Beakheads have been defined as 'an ornament taking the form of a head of a bird, beast or monster, the beak or jaw of which appears to grip the moulding across which it is carved' (Clapham, 1934). Here there is an unusual situation, where the whole grotesque beakhead is carved on a shallow wide roll. This is unique for beakheads in this area (Newson, 2013). There are conventional beakheads in plenty nearby at Barford St Michael, probably from c. 1150, that could have served as a model. Possibly these were carved at an earlier date, or perhaps the mason wanted to create something unique.

The figures on the tympanum may represent the whale or fish that swallowed Jonah, perhaps the two human heads suggesting his birth and resurrection.

Bibliography

J.C. Buckler, Bodleian MS. Top.Oxon.a. 68 No.423 (drawing of S doorway).

A.W. Clapham, English Romanesque Architecture after the Conquest, Oxford 1934, 130.

C.E. Keyser, Notes on the Architecture of the Churches of Great Rollright, Hook Norton and Wigginton, Oxfordshire, JBAA n.s. xxv (1919), 1-23. Illustrates S dy and N rear-arch.

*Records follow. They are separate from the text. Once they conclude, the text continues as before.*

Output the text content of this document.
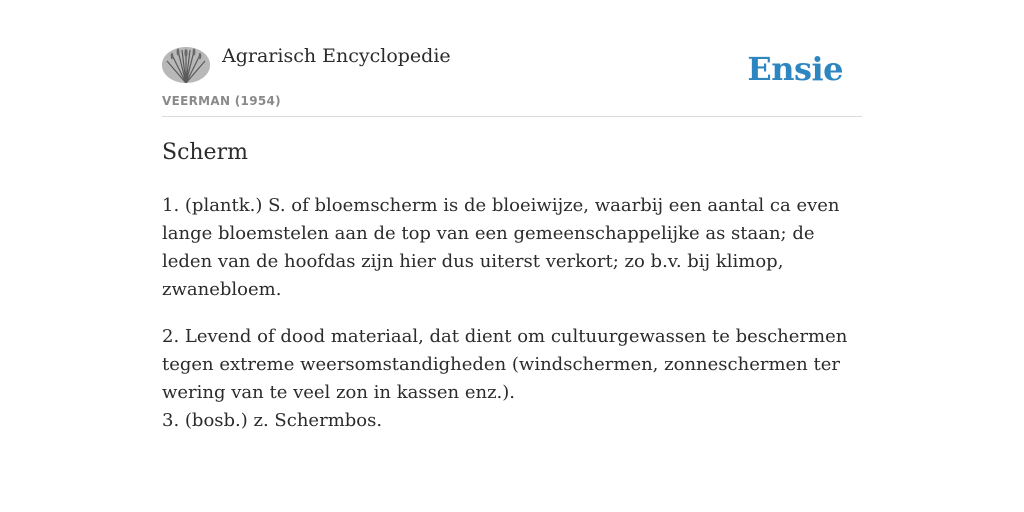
Agrarisch Encyclopedie	Ensie
VEERMAN (1954)
Scherm

1. (plantk.) S. of bloemscherm is de bloeiwijze, waarbij een aantal ca even lange bloemstelen aan de top van een gemeenschappelijke as staan; de leden van de hoofdas zijn hier dus uiterst verkort; zo b.v. bij klimop, zwanebloem.

2. Levend of dood materiaal, dat dient om cultuurgewassen te beschermen tegen extreme weersomstandigheden (windschermen, zonneschermen ter wering van te veel zon in kassen enz.).

3. (bosb.) z. Schermbos.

J. Newson, Beakhead Decoration on Romanesque Arches in the Upper Thames Valley, Oxoniensia, 78 (2013), 71-86.

J. Sherwood and N. Pevsner, The Buildings of England: Oxfordshire. Harmondsworth 1974, 623-4.

R.A. Stalley, 'A Twelfth-Century Patron of Architecture, the Buildings of Bishop Roger of Sarum, 1102-1139', Journal of the British Archaeological Association, 3rd series, 34 (1971), 67.